CM Yogi: Malihabad Dasheri Mango Gets GI Tag
Synopsis
Key Takeaways
The Chief Minister's Office of Uttar Pradesh announced on Friday, 3 July 2026 that the Malihabad Dasheri mango has been granted a Geographical Indication (GI) Tag, marking the iconic fruit's entry into the ranks of globally recognised regional products. Chief Minister Yogi Adityanath described the development as the mango becoming a 'global brand.'
Posting on behalf of the Chief Minister, the office quoted CM Yogi Adityanath as saying: 'Malihābādī Dashaharī ām ko ab GI Tag prāpt ho gayā hai' — 'The Malihabad Dasheri mango has now received a GI Tag. Receiving a GI Tag means it has now become a global brand.'
Context
Malihabad, a town in Lucknow district, Uttar Pradesh, has been synonymous with the Dasheri mango for centuries. The variety is prized for its distinct sweetness, thin skin, and rich aroma — qualities that set it apart from other mango cultivars grown across the subcontinent. Orchards in the region support the livelihoods of thousands of farmers and orchard owners who have cultivated this variety across generations.
A GI Tag is a certification that a product originates from a specific geographic region and possesses qualities or a reputation attributable to that origin. Under India's Geographical Indications of Goods (Registration and Protection) Act, 1999, the tag provides legal protection against imitation and unauthorised use of the product's name in commerce.
Policy Backdrop
India has steadily expanded GI registrations for agricultural produce, handicrafts, and textiles as part of a broader national strategy to preserve traditional knowledge, improve rural incomes, and sharpen the country's export competitiveness. Uttar Pradesh has emerged as one of the more active states in this push, securing GI tags for several region-specific products ranging from Banarasi silk sarees to Lucknow's chikankari embroidery.
The GI framework gives producers a collective legal identity that can be leveraged in both domestic retail and international trade. For an agricultural commodity like the Dasheri mango, the tag can underpin premium pricing, stricter quality standards, and dedicated export promotion — tools that directly benefit growers at the farm level.
Stakeholders and Impact
The most immediate beneficiaries are the mango farmers and orchard owners of Malihabad, who will now be able to market their produce under a protected designation. The GI Tag is expected to deter counterfeit labelling — a persistent problem where mangoes grown outside the region are sold under the Dasheri name — and enable genuine producers to command better prices.
Consumers, both in India and abroad, stand to gain clearer assurance of authenticity and quality.
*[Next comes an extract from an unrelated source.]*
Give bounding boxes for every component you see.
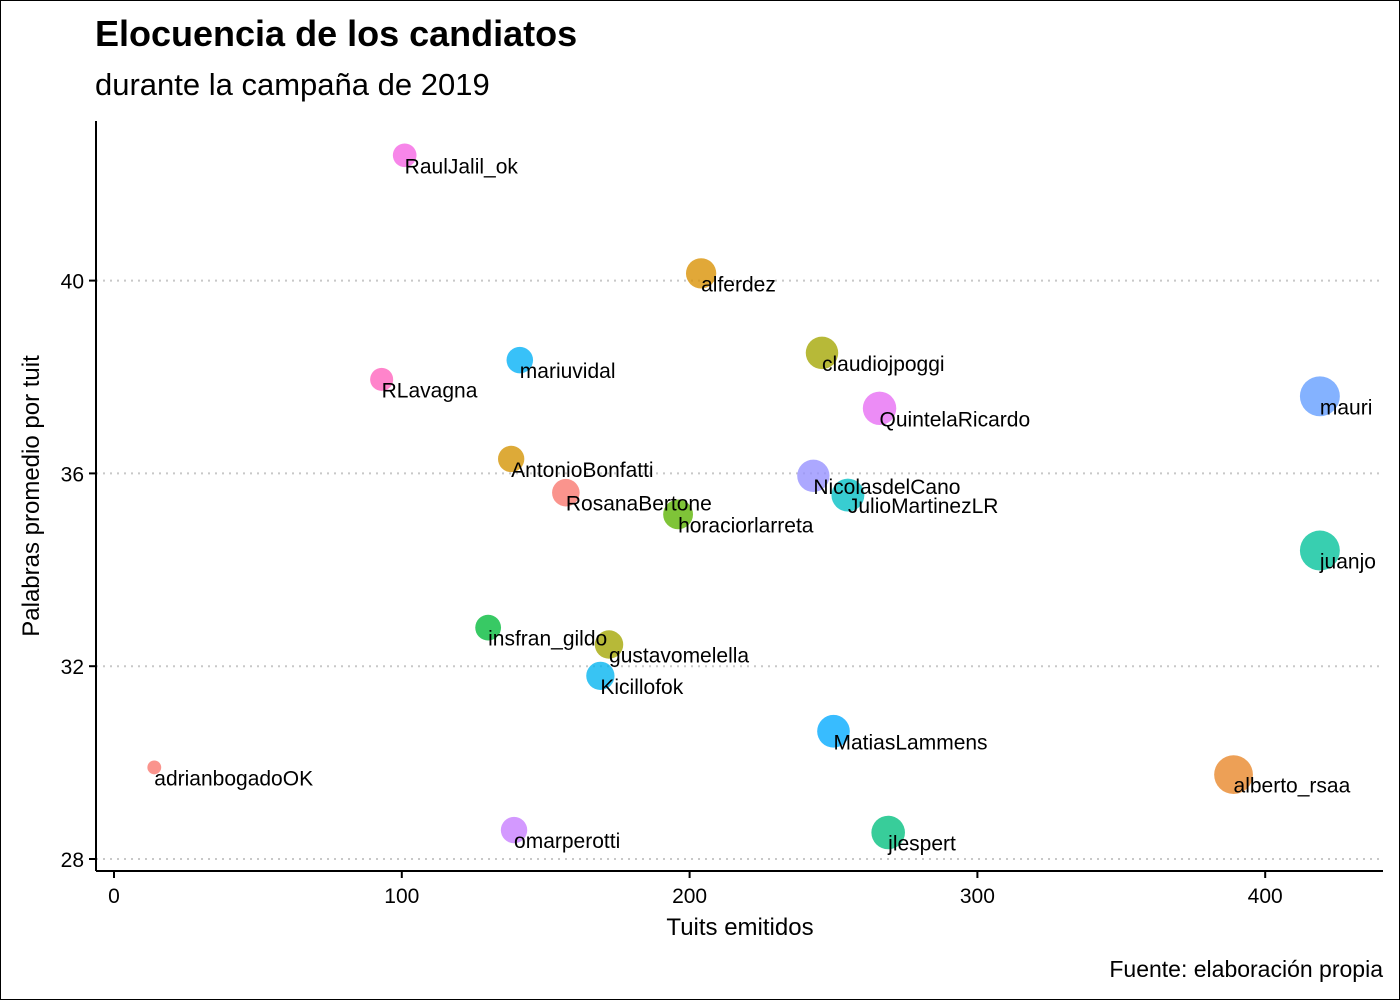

Export markets in West Asia, Europe, and North America, where Indian mangoes already have a following, could see expanded demand for a product now backed by an internationally recognised certification framework.
What's Next
The grant of the GI Tag is the beginning of a longer process. Authorities and farmer collectives will need to establish branding guidelines, packaging standards, and traceability mechanisms to make the tag commercially meaningful. Export promotion bodies will likely be tasked with positioning the Malihabad Dasheri in overseas markets as a premium, origin-verified product.
How quickly the state government moves to build the institutional infrastructure around the tag — from producer groups to quality-testing protocols — will determine whether the GI designation translates into tangible income gains for the farming communities of Malihabad.